Despite backing the proposal, some councillors - including Lord Mayor Jim Rodgers - voiced criticism of the approach the IRFU Ulster branch had in dealing with residents.

And SDLP councillor Pat McCarthy called for the proposal to be brought back in a bid to be more supportive of the residents.

PUP councillor John Kyle said he was not opposed to the improvement of the site but criticised the IRFU for adopting a "cavalier attitude" in dealing with residents.

An amendment by Sir Reg Empey was passed, calling on the Planning Service to introduce conditions on how the upgraded facilities are operated in a bid to help residents.

Resident Mark Hughes said they were left feeling "hugely disappointed" by the decision.

"Although the council will forward on conditions, the planners don't have to adhere to them. But we don't believe this is over."

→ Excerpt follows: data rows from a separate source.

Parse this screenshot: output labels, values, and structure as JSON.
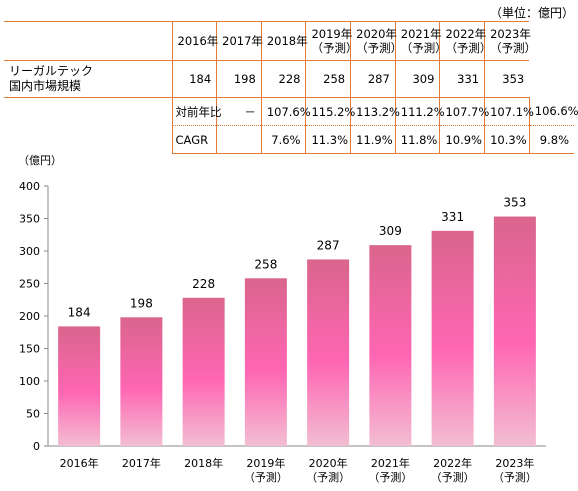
{
  "unit_note": "（単位：億円）",
  "table": {
    "years": [
      "2016年",
      "2017年",
      "2018年",
      "2019年\n（予測）",
      "2020年\n（予測）",
      "2021年\n（予測）",
      "2022年\n（予測）",
      "2023年\n（予測）"
    ],
    "market_label_1": "リーガルテック",
    "market_label_2": "国内市場規模",
    "market": [
      "184",
      "198",
      "228",
      "258",
      "287",
      "309",
      "331",
      "353"
    ],
    "yoy_label": "対前年比",
    "yoy": [
      "－",
      "107.6%",
      "115.2%",
      "113.2%",
      "111.2%",
      "107.7%",
      "107.1%",
      "106.6%"
    ],
    "cagr_label": "CAGR",
    "cagr": [
      "",
      "7.6%",
      "11.3%",
      "11.9%",
      "11.8%",
      "10.9%",
      "10.3%",
      "9.8%"
    ]
  },
  "chart_data": {
    "type": "bar",
    "categories": [
      "2016年",
      "2017年",
      "2018年",
      "2019年\n（予測）",
      "2020年\n（予測）",
      "2021年\n（予測）",
      "2022年\n（予測）",
      "2023年\n（予測）"
    ],
    "values": [
      184,
      198,
      228,
      258,
      287,
      309,
      331,
      353
    ],
    "ylabel": "（億円）",
    "ylim": [
      0,
      400
    ],
    "yticks": [
      0,
      50,
      100,
      150,
      200,
      250,
      300,
      350,
      400
    ],
    "grid": false,
    "legend": "none",
    "colors": {
      "bar_top": "#d9658c",
      "bar_mid": "#ff66b3",
      "bar_bottom": "#f2bed2",
      "axis": "#888888"
    }
  }
}
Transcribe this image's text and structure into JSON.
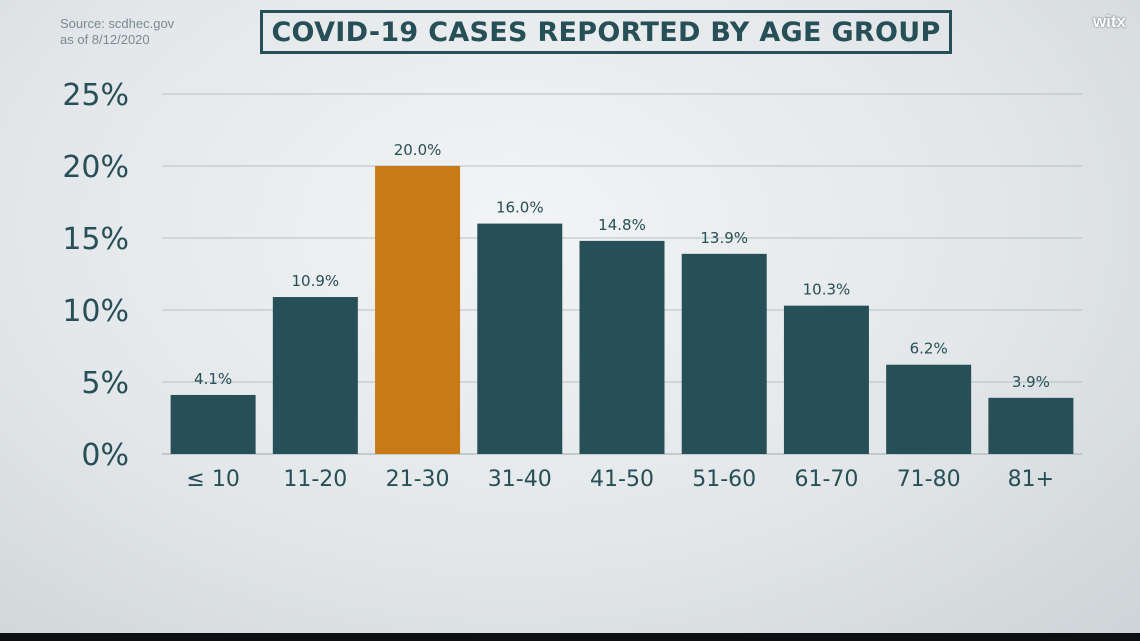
{
  "source": {
    "line1": "Source: scdhec.gov",
    "line2": "as of 8/12/2020"
  },
  "logo": {
    "text": "witx"
  },
  "colors": {
    "bar": "#274f57",
    "highlight": "#c97a17",
    "grid": "#b4c0c5",
    "text": "#274f57"
  },
  "chart_data": {
    "type": "bar",
    "title": "COVID-19 CASES REPORTED BY AGE GROUP",
    "xlabel": "",
    "ylabel": "",
    "categories": [
      "≤ 10",
      "11-20",
      "21-30",
      "31-40",
      "41-50",
      "51-60",
      "61-70",
      "71-80",
      "81+"
    ],
    "values": [
      4.1,
      10.9,
      20.0,
      16.0,
      14.8,
      13.9,
      10.3,
      6.2,
      3.9
    ],
    "data_labels": [
      "4.1%",
      "10.9%",
      "20.0%",
      "16.0%",
      "14.8%",
      "13.9%",
      "10.3%",
      "6.2%",
      "3.9%"
    ],
    "highlight_index": 2,
    "ylim": [
      0,
      25
    ],
    "yticks": [
      0,
      5,
      10,
      15,
      20,
      25
    ],
    "ytick_labels": [
      "0%",
      "5%",
      "10%",
      "15%",
      "20%",
      "25%"
    ],
    "grid": true,
    "legend": "none"
  }
}
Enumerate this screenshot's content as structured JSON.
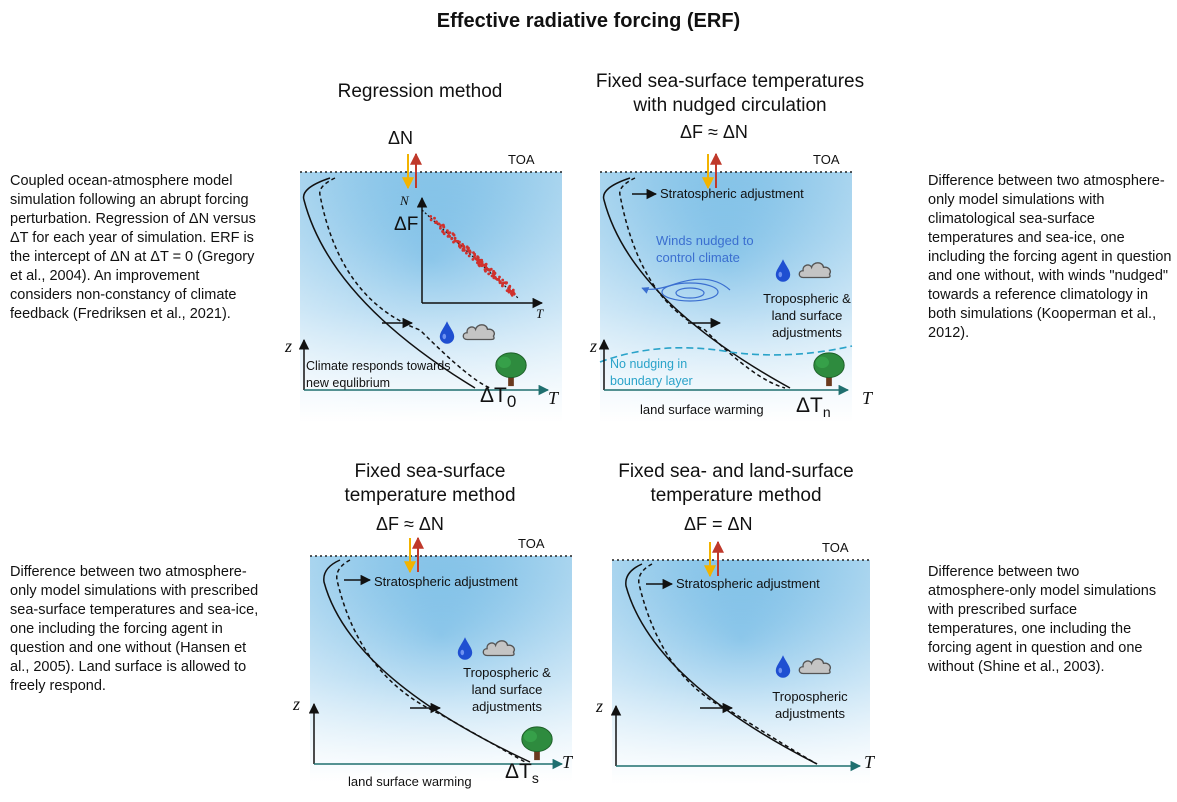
{
  "figure": {
    "title": "Effective radiative forcing (ERF)"
  },
  "panels": {
    "regression": {
      "title": "Regression method",
      "top_label": "ΔN",
      "toa": "TOA",
      "inset_y": "N",
      "inset_x": "T",
      "inset_intercept": "ΔF",
      "note": "Climate responds towards new equlibrium",
      "z": "z",
      "t": "T",
      "dt": "ΔT",
      "dt_sub": "0",
      "description": "Coupled ocean-atmosphere model simulation following an abrupt forcing perturbation. Regression of ΔN versus ΔT for each year of simulation. ERF is the intercept of ΔN at ΔT = 0 (Gregory et al., 2004). An improvement considers non-constancy of climate feedback (Fredriksen et al., 2021)."
    },
    "nudged": {
      "title_line1": "Fixed sea-surface temperatures",
      "title_line2": "with nudged circulation",
      "top_label": "ΔF ≈ ΔN",
      "toa": "TOA",
      "strat": "Stratospheric adjustment",
      "winds": "Winds nudged to control climate",
      "trop": "Tropospheric & land surface adjustments",
      "nonudge": "No nudging in boundary layer",
      "surface": "land surface warming",
      "z": "z",
      "t": "T",
      "dt": "ΔT",
      "dt_sub": "n",
      "description": "Difference between two atmosphere-only model simulations with climatological sea-surface temperatures and sea-ice, one including the forcing agent in question and one without, with winds \"nudged\" towards a reference climatology in both simulations (Kooperman et al., 2012)."
    },
    "fixed_sst": {
      "title_line1": "Fixed sea-surface",
      "title_line2": "temperature method",
      "top_label": "ΔF ≈ ΔN",
      "toa": "TOA",
      "strat": "Stratospheric adjustment",
      "trop": "Tropospheric & land surface adjustments",
      "surface": "land surface warming",
      "z": "z",
      "t": "T",
      "dt": "ΔT",
      "dt_sub": "s",
      "description": "Difference between two atmosphere-only model simulations with prescribed sea-surface temperatures and sea-ice, one including the forcing agent in question and one without (Hansen et al., 2005). Land surface is allowed to freely respond."
    },
    "fixed_sst_lst": {
      "title_line1": "Fixed sea- and land-surface",
      "title_line2": "temperature method",
      "top_label": "ΔF = ΔN",
      "toa": "TOA",
      "strat": "Stratospheric adjustment",
      "trop": "Tropospheric adjustments",
      "z": "z",
      "t": "T",
      "description": "Difference between two atmosphere-only model simulations with prescribed surface temperatures, one including the forcing agent in question and one without (Shine et al., 2003)."
    }
  },
  "colors": {
    "sky_top": "#5aaee0",
    "sky_bottom": "#ffffff",
    "downward_arrow": "#f2b300",
    "upward_arrow": "#c0392b",
    "regression_points": "#d0312d",
    "winds": "#3b6fd0",
    "boundary_layer": "#2aa3c9",
    "axis_arrow": "#1f6f6f"
  }
}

Michael Reid, chief executive of Ulster Branch of the Irish Rugby Football Union (IRFU), said: "We are delighted that after the long period of time we have received council approval. And if we are to continue to develop the only full-time professional sport in Northern Ireland, an upgrade to the quality of facilities is absolutely essential."

In March, 2005, plans to redevelop the ground were rubber-stamped by the executive committee of the Ulster Branch of the IRFU. On October 4, 2005, the IRFU submitted them to the Planning Service for approval.

Mr Hughes said the main objection by the Ulster Rugby Residents' Association was anti-social behaviour.

"The anti-social behaviour exhibited by rugby fans is not tolerated in other grounds, such as Windsor Park," he said.

However, in a meeting with Belfast City Council, a representative for the Irish Rugby Football Union Ulster Branch told the council they were keen to minimise the impact upon the local community.

A number of arrangements, following consultation with residents, had been put in place. This included provision of a park and ride facility, and additional parking during international matches in the grounds of a local school to help ease congestion.

They added that they had met regularly with residents during the last two years to discuss concerns.